Après le massacre, lundi 6 juin, de 120 membres des forces de sécurité syrienne à Jisr al-Chughour, une riposte du gouvernement et une montée de la violence sont probables en Syrie. Celles-ci feront indéniablement le jeu du gouvernement syrien.
120 membres des forces de sécurité syriennes tués, dans des affrontements. Tel est le bilan du week-end, qui avait démarré par des manifestations pacifistes, après les prières du vendredi dans la ville de Jisr al-Chughour. Cet événement fait suite à de nombreux incidents qui, depuis le 18 Mars, ont fait 1200 morts dont 100 du côté des forces de sécurité.
Que s’est il passé à Jisr al-Chughour au juste ? Les supputations vont bon train. Selon la version gouvernementale, les forces de sécurité nationale sont intervenues pour protéger les résidents contre des centaines d’hommes armés avant d’être eux-mêmes la cible de tirs. D’autres témoins avancent plutôt qu’il s’agit d’une mutinerie des forces de sécurité. Une chose est certaine, ce massacre fournit au gouvernement Assad toutes les raisons de riposter dans le sang. Et plus la répression sera violente, plus le clan Assad a de chances de se maintenir au pouvoir.
Une cohésion renforcée du clan Assad sous la pression de la rue
Le régime syrien continuera à utiliser la force la plus brutale pour endiguer le mouvement démocratique. La raison en est simple, explique Andrew Tabler, du Washington Institute pour le Proche Orient: « au cœur du régime, il y a les services secrets et le clan de la famille Assad. Or tous sont unis pour poursuivre cette stratégie ».

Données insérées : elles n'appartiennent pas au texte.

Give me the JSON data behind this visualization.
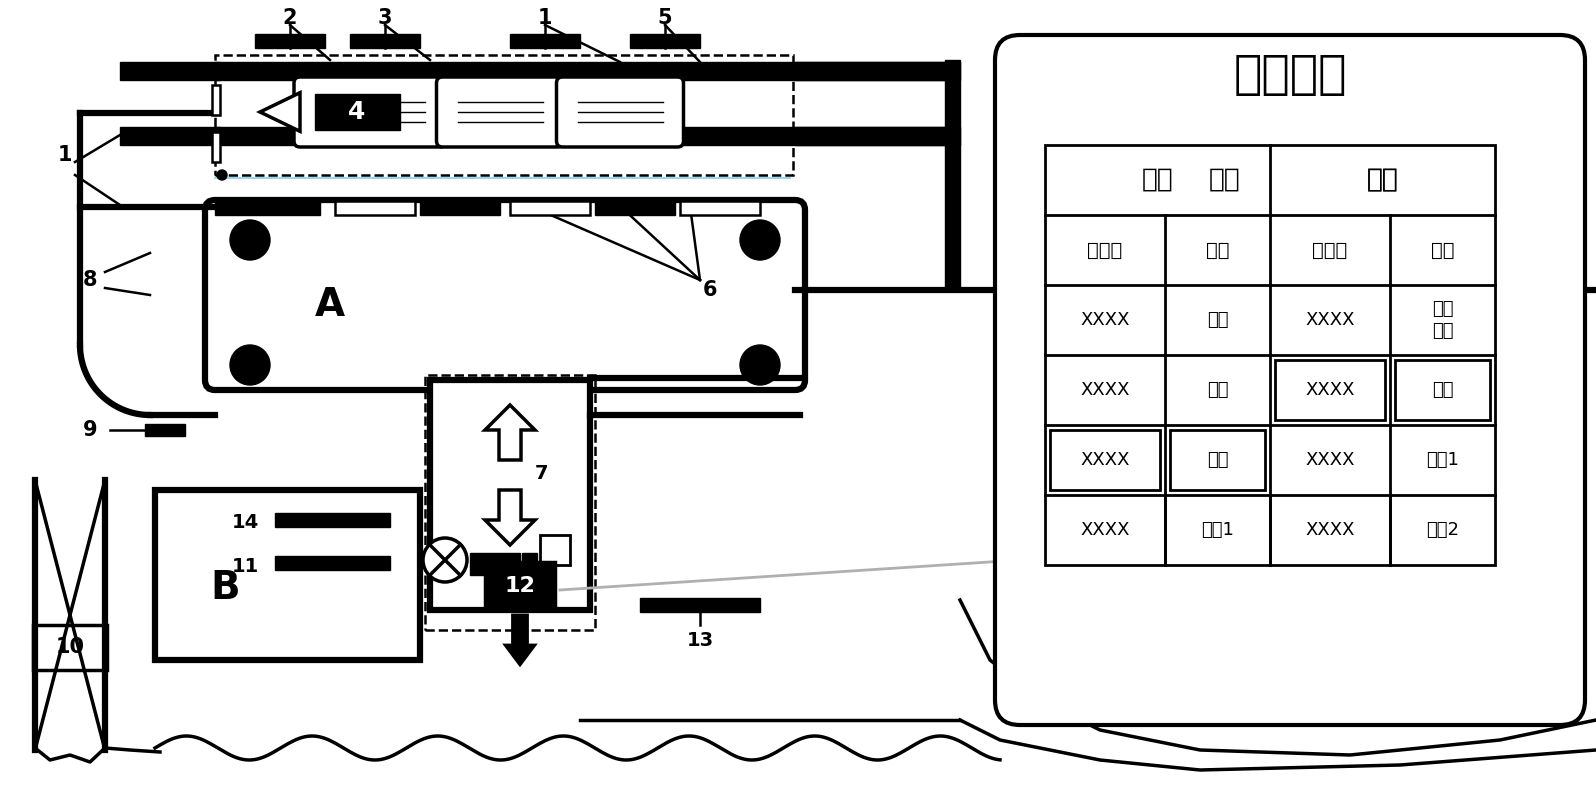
{
  "bg_color": "#ffffff",
  "table_title": "列车动态",
  "table_header1": [
    "到达",
    "出发"
  ],
  "table_header2": [
    "列车号",
    "状态",
    "列车号",
    "状态"
  ],
  "table_data": [
    [
      "XXXX",
      "已达",
      "XXXX",
      "超时\n已发"
    ],
    [
      "XXXX",
      "已达",
      "XXXX",
      "将发"
    ],
    [
      "XXXX",
      "将达",
      "XXXX",
      "待发1"
    ],
    [
      "XXXX",
      "将达1",
      "XXXX",
      "待发2"
    ]
  ],
  "highlighted_r1": [
    [
      2
    ],
    [
      3
    ]
  ],
  "highlighted_r2": [
    [
      0
    ],
    [
      1
    ]
  ],
  "label_A": "A",
  "label_B": "B"
}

Bien que moins nombreuse que celle du leader libyen, la famille Al-Assad partage avec Bachar, les rênes du pouvoir. Son plus jeune frère, Maher, a été placé aux commandes de la garde présidentielle, une unité violente qui est considérée comme étant directement responsable des répressions dans le sud de la ville de Deraa, berceau de l’insurrection. Le Président a aussi fait nommer son beau frère, Asef Shawkat, un militaire, à la tête de la Military Intelligence.

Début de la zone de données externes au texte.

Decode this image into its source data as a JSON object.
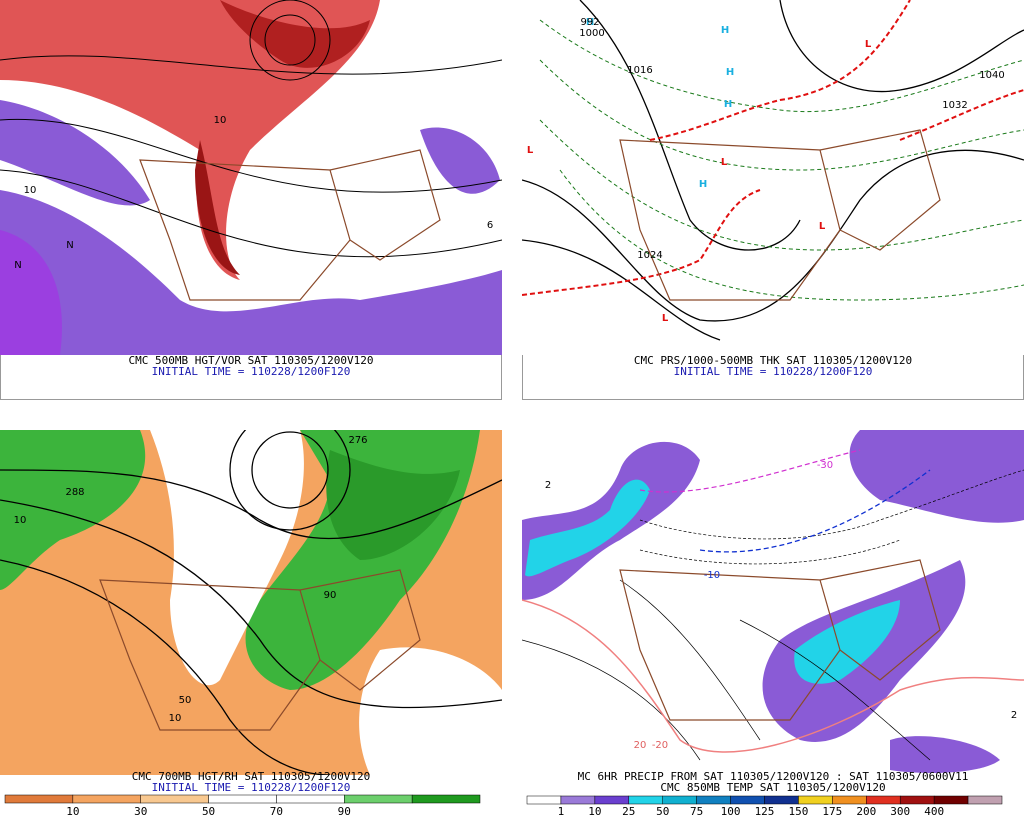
{
  "panels": [
    {
      "captions": [
        "CMC 500MB HGT/VOR SAT 110305/1200V120",
        "INITIAL TIME = 110228/1200F120"
      ],
      "labels": [
        "10",
        "N",
        "N",
        "10",
        "6"
      ]
    },
    {
      "captions": [
        "CMC PRS/1000-500MB THK SAT 110305/1200V120",
        "INITIAL TIME = 110228/1200F120"
      ],
      "labels": [
        "H",
        "H",
        "H",
        "H",
        "H",
        "L",
        "L",
        "L",
        "L",
        "L",
        "992",
        "1000",
        "1016",
        "1024",
        "1032",
        "1040"
      ]
    },
    {
      "captions": [
        "CMC 700MB HGT/RH SAT 110305/1200V120",
        "INITIAL TIME = 110228/1200F120"
      ],
      "labels": [
        "288",
        "276",
        "10",
        "50",
        "90",
        "10"
      ],
      "legend": [
        "10",
        "30",
        "50",
        "70",
        "90"
      ]
    },
    {
      "captions": [
        "MC 6HR PRECIP FROM SAT 110305/1200V120 : SAT 110305/0600V11",
        "CMC 850MB TEMP SAT 110305/1200V120"
      ],
      "labels": [
        "2",
        "-10",
        "-20",
        "-30",
        "2",
        "20"
      ],
      "legend": [
        "1",
        "10",
        "25",
        "50",
        "75",
        "100",
        "125",
        "150",
        "175",
        "200",
        "300",
        "400"
      ]
    }
  ]
}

Cependant, à l’ère d’internet et des satellites, le jeune Assad ne pourra impunément reproduire ce que son père, Hafez al-Assad, avait accompli, à Hama, en 1982, lorsqu’il avait utilisé l’armée et l’artillerie pour massacrer plus de 10 000 insurgés islamistes, ce qui lui avait permis de se maintenir au pouvoir, deux décennies supplémentaires, jusqu'à sa mort.
Des facteurs qui compliquent la crise syrienne
Premièrement le Président Assad a des soutiens dans tous les segments de la société syrienne, très inquiets de la recrudescence de la violence. D’autant que la télévision nationale diffuse constamment des images de rixes de rues, laissant entendre que ce sont les manifestants qui tirent sur les forces de sécurité d’Etat. Ainsi elle rapporte une toute autre version de la réalité illustrant son rôle de propagande qui sert le régime.

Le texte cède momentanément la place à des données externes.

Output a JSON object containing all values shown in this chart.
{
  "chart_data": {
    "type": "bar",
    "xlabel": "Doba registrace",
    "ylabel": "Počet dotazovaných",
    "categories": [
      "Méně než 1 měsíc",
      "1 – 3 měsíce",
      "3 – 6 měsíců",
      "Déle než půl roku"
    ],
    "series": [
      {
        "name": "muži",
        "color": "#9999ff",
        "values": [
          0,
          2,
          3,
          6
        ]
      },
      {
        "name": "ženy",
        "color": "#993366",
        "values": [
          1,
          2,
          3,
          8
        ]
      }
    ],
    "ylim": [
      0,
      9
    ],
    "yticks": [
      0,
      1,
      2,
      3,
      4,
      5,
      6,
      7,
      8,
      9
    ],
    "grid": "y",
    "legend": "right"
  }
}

Inquietés par les risques de guerre civile, même les Syriens qui souhaitent voir des réformes, préfèrent que ce soit le Président Assad qui les mette en œuvre. La société syrienne est en effet composée d’une multitude de confessions : 75% de Sunnites; 10% de Chrétiens, 3% de Druzes and 3% de Chiites, la plupart Alawites comme le Président et son clan. Même les pro- réformateurs sont dubitatifs quant à la Syrie post al-Assad. D’autant qu’en l’absence d’une opposition claire et qui unit les rivaux des communautés politiques, religieuses et ethniques on peut craindre que le pays ne sombre dans le chaos.
Contrairement à l’Egypte, il existe en Syrie, une symbiose totale entre l’armée et le régime. Le chef des armées est non seulement un parent du Président, l’armée est aussi en grande majorité composée d’Alawites qui feront tout pour se maintenir au pouvoir et conserver leurs privilèges. Ainsi, même si l’on entend ça et là des défections, les commandes militaires semblent solidement amarrées au régime.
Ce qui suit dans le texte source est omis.